Im Sommer tritt eine EU-Verordnung in Kraft, nach der E-Autos sicherheitshalber Geräusche machen sollen – inwieweit sehen Sie den hiesigen Markt auf die neuen Regeln vorbereitet?
Angesichts der Tatsache, dass die Anforderungen an das AVAS (Acoustic Vehicle Alerting System) von der EU bereits 2014 beschlossen worden sind (EU-Verordnung: https://eur-lex.europa.eu/legal-content/DE/TXT/PDF/?uri=CELEX:32014R0540&from=DE), ist davon auszugehen, dass die Automobilhersteller es schaffen, dieses bis zum 1.7.2019 in alle neu zugelassenen Elektro- und Hybridautos einzubauen. Die neuen Geräuschvorgaben werden heute bereits vielfach freiwillig angewendet und sind dann in Zukunft verpflichtend.
In Europa sollen die Geräusche bis zu einer Geschwindigkeit von 20 km/h auf E-Autos aufmerksam machen, in den USA sind es 30 km/h. Wie bewerten Sie die EU-Vorgabe im Vergleich?
Im Vordergrund steht für den ACE Auto Club Europa die Verkehrssicherheit. Deshalb unterstützen wir die Tatsache, dass Elektroautos hörbar gemacht und dadurch Unfälle mit Fußgängern und Radfahrern verhindert werden können. Insbesondere sehbehinderte Menschen haben sich für die Erarbeitung dieser Regelung eingesetzt. Für sie ist das Geräusch ein wichtiger Indikator, um Geschwindigkeit und Entfernung herankommender Autos abzuschätzen. In der Regelung geht es um Mindestgeräusche für elektrisch betriebene Fahrzeuge. Ab einer Geschwindigkeit von 20km/h haben auch E-Fahrzeuge ein hinreichend hohes Eigengeräusch (u.a. Abrollgeräusch der Reifen), so dass der Gesetzgeber der Ansicht war, dass künstliche Zusatzgeräusche nur bis 20km/h notwendig sind. Ziel ist ein sichererer Straßenverkehr, ohne die Geräuschbelastung signifikant zu erhöhen.
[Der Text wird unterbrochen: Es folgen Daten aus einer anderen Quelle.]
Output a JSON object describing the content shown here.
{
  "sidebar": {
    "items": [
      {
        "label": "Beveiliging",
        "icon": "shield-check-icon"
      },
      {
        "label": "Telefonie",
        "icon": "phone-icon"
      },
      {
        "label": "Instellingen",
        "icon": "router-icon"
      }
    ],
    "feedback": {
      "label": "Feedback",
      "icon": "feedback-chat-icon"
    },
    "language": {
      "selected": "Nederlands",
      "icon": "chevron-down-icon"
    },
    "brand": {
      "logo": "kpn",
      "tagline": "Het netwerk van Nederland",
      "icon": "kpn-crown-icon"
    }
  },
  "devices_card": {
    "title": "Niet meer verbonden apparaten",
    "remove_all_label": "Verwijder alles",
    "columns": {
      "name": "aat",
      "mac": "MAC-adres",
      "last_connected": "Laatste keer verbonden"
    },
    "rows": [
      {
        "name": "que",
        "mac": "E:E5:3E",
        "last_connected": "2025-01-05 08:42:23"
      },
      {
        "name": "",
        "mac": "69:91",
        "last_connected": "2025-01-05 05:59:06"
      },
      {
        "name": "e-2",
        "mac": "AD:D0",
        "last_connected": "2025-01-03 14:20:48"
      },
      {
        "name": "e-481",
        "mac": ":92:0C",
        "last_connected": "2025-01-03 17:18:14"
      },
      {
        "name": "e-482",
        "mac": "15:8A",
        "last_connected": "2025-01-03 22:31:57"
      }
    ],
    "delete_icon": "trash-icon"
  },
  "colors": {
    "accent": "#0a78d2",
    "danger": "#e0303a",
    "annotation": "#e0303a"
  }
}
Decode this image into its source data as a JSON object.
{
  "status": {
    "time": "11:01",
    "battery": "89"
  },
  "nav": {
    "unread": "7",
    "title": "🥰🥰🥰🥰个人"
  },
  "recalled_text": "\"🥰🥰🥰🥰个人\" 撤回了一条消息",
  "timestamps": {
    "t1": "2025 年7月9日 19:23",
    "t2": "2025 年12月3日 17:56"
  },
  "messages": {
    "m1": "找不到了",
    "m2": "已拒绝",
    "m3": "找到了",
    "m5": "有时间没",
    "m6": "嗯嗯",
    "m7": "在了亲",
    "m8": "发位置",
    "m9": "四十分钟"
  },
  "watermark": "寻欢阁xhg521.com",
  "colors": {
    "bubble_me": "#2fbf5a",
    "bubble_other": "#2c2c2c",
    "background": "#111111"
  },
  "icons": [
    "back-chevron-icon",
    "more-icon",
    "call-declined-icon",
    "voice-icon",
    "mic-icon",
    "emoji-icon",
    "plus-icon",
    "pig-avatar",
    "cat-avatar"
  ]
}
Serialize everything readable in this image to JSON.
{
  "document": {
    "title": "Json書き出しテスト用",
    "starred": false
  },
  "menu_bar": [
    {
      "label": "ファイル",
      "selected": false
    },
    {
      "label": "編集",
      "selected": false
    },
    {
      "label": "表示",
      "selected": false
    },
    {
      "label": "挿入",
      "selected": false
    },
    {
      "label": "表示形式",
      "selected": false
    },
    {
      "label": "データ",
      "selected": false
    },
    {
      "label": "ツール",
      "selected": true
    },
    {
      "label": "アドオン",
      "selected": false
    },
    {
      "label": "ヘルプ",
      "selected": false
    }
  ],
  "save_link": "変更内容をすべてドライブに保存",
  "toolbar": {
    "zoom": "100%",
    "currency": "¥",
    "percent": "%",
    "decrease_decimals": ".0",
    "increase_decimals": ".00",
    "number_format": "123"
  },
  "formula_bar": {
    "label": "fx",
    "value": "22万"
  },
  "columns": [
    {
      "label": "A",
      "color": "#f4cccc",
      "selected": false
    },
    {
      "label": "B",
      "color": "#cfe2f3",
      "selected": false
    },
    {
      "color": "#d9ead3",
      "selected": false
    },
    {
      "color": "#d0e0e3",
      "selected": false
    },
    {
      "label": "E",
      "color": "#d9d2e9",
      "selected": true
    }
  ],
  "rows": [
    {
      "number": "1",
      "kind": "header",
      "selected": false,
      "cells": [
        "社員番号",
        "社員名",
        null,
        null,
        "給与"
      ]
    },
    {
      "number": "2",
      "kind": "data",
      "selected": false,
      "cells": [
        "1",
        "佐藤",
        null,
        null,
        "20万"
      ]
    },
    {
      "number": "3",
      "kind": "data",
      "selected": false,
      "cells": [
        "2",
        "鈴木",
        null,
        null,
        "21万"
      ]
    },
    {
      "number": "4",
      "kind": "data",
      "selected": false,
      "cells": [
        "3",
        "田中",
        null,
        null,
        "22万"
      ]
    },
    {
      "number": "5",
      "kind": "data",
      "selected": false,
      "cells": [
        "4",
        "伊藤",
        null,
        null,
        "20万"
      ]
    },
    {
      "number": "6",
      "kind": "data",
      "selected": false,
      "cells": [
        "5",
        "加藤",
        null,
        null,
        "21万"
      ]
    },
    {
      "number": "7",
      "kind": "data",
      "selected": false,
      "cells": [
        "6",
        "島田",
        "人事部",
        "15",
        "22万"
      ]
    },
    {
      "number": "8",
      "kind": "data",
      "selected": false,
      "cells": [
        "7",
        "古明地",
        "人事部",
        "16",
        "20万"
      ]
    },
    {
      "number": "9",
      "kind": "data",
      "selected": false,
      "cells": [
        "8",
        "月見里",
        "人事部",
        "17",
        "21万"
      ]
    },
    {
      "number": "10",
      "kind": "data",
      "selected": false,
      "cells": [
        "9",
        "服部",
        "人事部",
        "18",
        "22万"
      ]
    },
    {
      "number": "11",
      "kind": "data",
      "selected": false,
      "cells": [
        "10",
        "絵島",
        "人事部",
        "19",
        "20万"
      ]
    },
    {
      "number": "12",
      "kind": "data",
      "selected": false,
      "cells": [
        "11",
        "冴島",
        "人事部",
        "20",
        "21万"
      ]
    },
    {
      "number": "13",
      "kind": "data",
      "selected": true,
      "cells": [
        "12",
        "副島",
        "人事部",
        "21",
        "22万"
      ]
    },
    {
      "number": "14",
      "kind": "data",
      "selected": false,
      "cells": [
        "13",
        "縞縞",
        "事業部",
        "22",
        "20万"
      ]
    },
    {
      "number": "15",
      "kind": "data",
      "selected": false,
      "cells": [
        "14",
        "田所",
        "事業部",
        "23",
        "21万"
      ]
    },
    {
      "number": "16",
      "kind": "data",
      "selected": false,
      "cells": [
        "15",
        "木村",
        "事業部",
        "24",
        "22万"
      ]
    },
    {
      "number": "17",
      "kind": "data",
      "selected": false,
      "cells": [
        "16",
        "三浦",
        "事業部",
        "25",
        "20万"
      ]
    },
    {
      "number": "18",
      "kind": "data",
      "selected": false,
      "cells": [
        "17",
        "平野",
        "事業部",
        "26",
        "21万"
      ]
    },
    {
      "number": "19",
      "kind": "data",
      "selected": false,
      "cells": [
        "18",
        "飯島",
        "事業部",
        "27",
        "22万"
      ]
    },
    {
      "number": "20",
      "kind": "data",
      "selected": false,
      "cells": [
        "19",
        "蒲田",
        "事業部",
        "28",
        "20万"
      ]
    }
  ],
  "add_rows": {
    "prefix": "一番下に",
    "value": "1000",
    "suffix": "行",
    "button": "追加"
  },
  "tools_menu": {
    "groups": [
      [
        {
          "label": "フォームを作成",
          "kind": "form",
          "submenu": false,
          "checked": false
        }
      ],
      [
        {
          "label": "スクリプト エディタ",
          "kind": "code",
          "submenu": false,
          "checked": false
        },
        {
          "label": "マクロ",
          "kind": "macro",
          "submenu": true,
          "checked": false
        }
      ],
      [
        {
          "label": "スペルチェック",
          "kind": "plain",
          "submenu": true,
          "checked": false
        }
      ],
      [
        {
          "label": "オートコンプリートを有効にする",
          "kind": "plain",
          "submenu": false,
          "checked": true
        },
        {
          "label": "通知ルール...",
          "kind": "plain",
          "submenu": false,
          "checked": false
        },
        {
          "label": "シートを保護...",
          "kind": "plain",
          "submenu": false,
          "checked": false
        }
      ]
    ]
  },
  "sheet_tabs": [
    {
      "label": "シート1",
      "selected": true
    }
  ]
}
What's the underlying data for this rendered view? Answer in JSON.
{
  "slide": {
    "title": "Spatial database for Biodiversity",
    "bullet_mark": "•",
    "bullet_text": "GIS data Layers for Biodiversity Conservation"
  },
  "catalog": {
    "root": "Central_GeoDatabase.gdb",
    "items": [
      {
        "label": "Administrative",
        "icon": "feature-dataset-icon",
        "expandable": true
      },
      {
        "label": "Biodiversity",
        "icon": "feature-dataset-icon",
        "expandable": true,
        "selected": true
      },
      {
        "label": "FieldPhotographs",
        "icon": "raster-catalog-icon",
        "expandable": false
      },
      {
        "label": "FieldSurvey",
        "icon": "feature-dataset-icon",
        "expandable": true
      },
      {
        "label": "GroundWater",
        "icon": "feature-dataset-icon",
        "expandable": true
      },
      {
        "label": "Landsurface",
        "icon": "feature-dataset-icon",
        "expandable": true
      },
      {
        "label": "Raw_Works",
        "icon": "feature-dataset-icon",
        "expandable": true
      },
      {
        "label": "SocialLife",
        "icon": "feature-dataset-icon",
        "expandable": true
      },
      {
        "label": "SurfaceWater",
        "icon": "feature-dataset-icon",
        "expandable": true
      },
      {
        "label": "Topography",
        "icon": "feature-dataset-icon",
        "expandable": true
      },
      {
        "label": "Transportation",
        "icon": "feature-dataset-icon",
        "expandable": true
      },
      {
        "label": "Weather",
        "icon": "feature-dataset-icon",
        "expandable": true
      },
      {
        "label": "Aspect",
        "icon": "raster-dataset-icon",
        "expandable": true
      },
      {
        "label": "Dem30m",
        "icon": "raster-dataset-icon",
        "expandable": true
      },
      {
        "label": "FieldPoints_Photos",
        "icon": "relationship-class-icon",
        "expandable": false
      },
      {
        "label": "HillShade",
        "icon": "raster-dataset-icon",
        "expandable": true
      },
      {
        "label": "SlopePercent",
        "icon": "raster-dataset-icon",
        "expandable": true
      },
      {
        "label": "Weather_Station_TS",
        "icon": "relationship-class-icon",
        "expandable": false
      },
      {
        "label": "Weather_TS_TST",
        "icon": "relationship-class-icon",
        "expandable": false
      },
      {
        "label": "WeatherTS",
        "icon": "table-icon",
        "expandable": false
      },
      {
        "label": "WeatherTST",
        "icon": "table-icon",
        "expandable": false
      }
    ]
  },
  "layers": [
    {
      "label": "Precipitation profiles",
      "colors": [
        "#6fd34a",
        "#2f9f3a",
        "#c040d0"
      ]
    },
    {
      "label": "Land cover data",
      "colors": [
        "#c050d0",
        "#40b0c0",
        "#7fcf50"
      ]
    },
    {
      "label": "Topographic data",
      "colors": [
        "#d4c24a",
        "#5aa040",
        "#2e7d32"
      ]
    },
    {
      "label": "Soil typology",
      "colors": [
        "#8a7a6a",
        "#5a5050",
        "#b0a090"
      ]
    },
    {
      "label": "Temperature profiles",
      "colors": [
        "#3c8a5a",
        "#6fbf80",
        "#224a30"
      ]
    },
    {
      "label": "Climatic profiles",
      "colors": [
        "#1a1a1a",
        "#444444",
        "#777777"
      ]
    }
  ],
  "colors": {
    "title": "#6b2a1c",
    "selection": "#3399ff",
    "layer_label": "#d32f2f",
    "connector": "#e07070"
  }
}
Die europäische Regelung ist nicht mit den US-Anforderungen harmonisiert, da dem Gesetzgeber die US-Anforderungen zu weit gingen. Diese waren so scharf, dass teilweise heutige konventionelle Fahrzeuge diese Regelungen nicht eingehalten haben, da sie zu leise waren.
Die Geräusche sollen mit denen eines Verbrennungsmotors vergleichbar sein, sind aber nicht näher spezifiziert. Droht die große Kakophonie auf der Straße?
Dass AVAS tatsächlich zur Verkehrssicherheit von Fußgängern und Radfahrern beitragen kann, funktioniert natürlich nur, wenn das Autogeräusch realistisch klingt. Die Hersteller haben von der EU einen Rahmen vorgegeben bekommen, nach dem das Dauerschallzeichen der E-Autos dem Geräusch eines Verbrennungsmotors entsprechen und eindeutig auf das Fahrzeugverhalten hinweisen muss. Beim Beschleunigen muss der Wagen also anders klingen als beim Bremsen (Seite 46, Anhang VIII, Punkt 3a-c). Von einer „großen Kakophonie auf der Straße“ kann demnach nicht die Rede sein – nicht mehr als jetzt jedenfalls. Durch die Vorgabe „mit dem Geräusch eines mit Verbrennungsmotor ausgestatteten Fahrzeugs der gleichen Klasse vergleichbar“ sind synthetisch erzeugte ggf. störende Brumm-, Pfeif- oder Piepstöne schließlich keine Alternative. Die bisherigen Erfahrungen mit den künstlichen Geräuschgeneratoren werden positiv beurteilt und führen zu keiner signifikanten Geräuschbelastung.
Auf den Straßen fahren zunehmend auch andere E-Fahrzeuge. Welche Regeln sollten für E-Mopeds, -Roller etc. gelten?
Auch hier steht die Verkehrssicherheit im Vordergrund. Fahrer von Elektrokleinstfahrzeugen müssen auf sich aufmerksam machen können. Bei Bedarf sollten sie ein Signal erzeugen können, um Fußgänger oder Radfahrer auf sich aufmerksam zu machen. Für Pedelecs und Elektrokleinstfahrzeuge wie Tretroller mit E-Antrieb genügt eine helltönende Fahrradklingel, Elektrokleinfahrzeuge (Führerscheinklasse L1e) wie S-Pedelecs und alle schnelleren Fahrzeuge benötigen eine Hupe nach ECE-R 28 oder eine mindestens 75 Dezibel laute, bestimmte Schallzeichenanlage.